MaartenGr / KeyBERT

Minimal keyword extraction with BERT
https://MaartenGr.github.io/KeyBERT/
MIT License
3.5k stars 345 forks source link

What about training? #19

Closed ghost closed 3 years ago

ghost commented 3 years ago

What are your thoughts on the training of a selected model to use with KeyBERT?

MaartenGr commented 3 years ago

KeyBERT allows you to use sentence-transformer models which should be sufficient in most use-cases. A custom embedding technique is a different story however as that is currently not implemented due to differences in API across embedding techniques.
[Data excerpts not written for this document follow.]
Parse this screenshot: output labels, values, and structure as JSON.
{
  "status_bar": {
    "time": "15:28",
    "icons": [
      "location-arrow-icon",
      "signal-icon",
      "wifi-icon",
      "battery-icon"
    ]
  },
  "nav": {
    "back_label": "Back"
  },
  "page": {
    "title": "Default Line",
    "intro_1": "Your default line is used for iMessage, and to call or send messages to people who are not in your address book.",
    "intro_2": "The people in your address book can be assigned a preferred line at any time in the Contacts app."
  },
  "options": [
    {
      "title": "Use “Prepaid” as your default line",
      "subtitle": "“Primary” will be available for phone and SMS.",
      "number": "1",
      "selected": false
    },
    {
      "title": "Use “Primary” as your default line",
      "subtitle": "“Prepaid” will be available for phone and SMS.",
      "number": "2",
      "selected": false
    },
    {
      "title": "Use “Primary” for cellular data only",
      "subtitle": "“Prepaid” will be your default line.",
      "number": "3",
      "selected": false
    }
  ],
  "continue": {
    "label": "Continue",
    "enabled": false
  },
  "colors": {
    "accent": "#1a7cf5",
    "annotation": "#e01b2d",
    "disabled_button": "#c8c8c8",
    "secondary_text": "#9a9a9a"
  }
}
ghost commented 3 years ago

The reason I was asking is that I've started working with the BERT multi-lingual model (https://github.com/google-research/bert/blob/master/multilingual.md) and have been wrestling with an appropriate/efficient way to handle fine-tuning & training. Google indicates that there are no special considerations, but that still leaves the issue of developing a process around training & fine-tuning for the model. Appreciate the feedback and your perspectives on these things.

Byron

haofengsiji commented 3 years ago

A BERT-based solution that did not have to be trained. In my understanding, keyBert doesnt need fine tuning in most cases, and it uses embedding output of BERT to extract keywords. See the same thing in Sharma, P., & Li, Y. (2019). Self-Supervised Contextual Keyword and Keyphrase Retrieval with Self-Labelling.
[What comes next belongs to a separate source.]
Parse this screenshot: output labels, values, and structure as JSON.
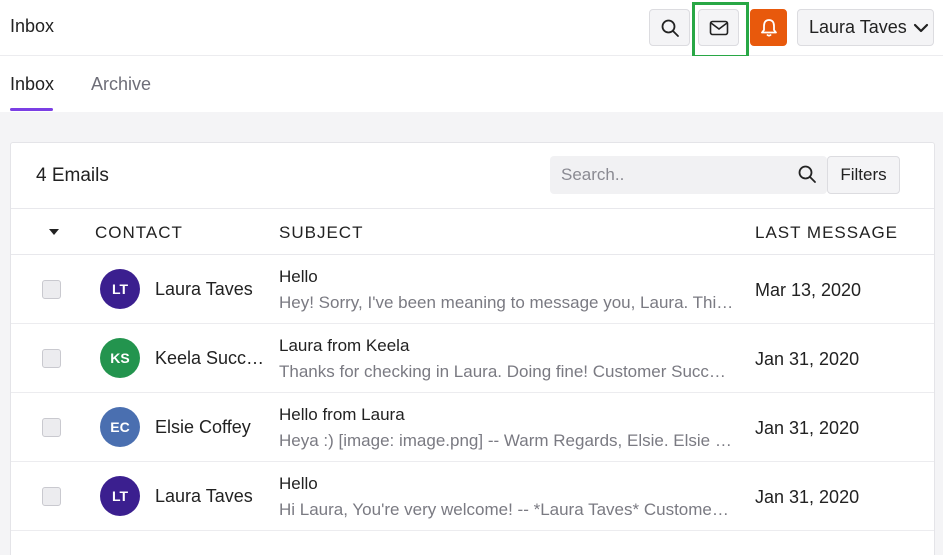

MaartenGr commented 3 years ago

At some point, I want to add the possibility of using Flair instead of sentence-transformers since it allows you to more easily use your own custom embeddings. This might solve some issues, especially concerning custom embeddings.

MaartenGr commented 3 years ago

You can now use both Flair and SentenceTransformers in KeyBERT v0.2. This should allow for much more options involving custom embeddings, whether they are 🤗 transformers, Flair, GloVe, or any other model.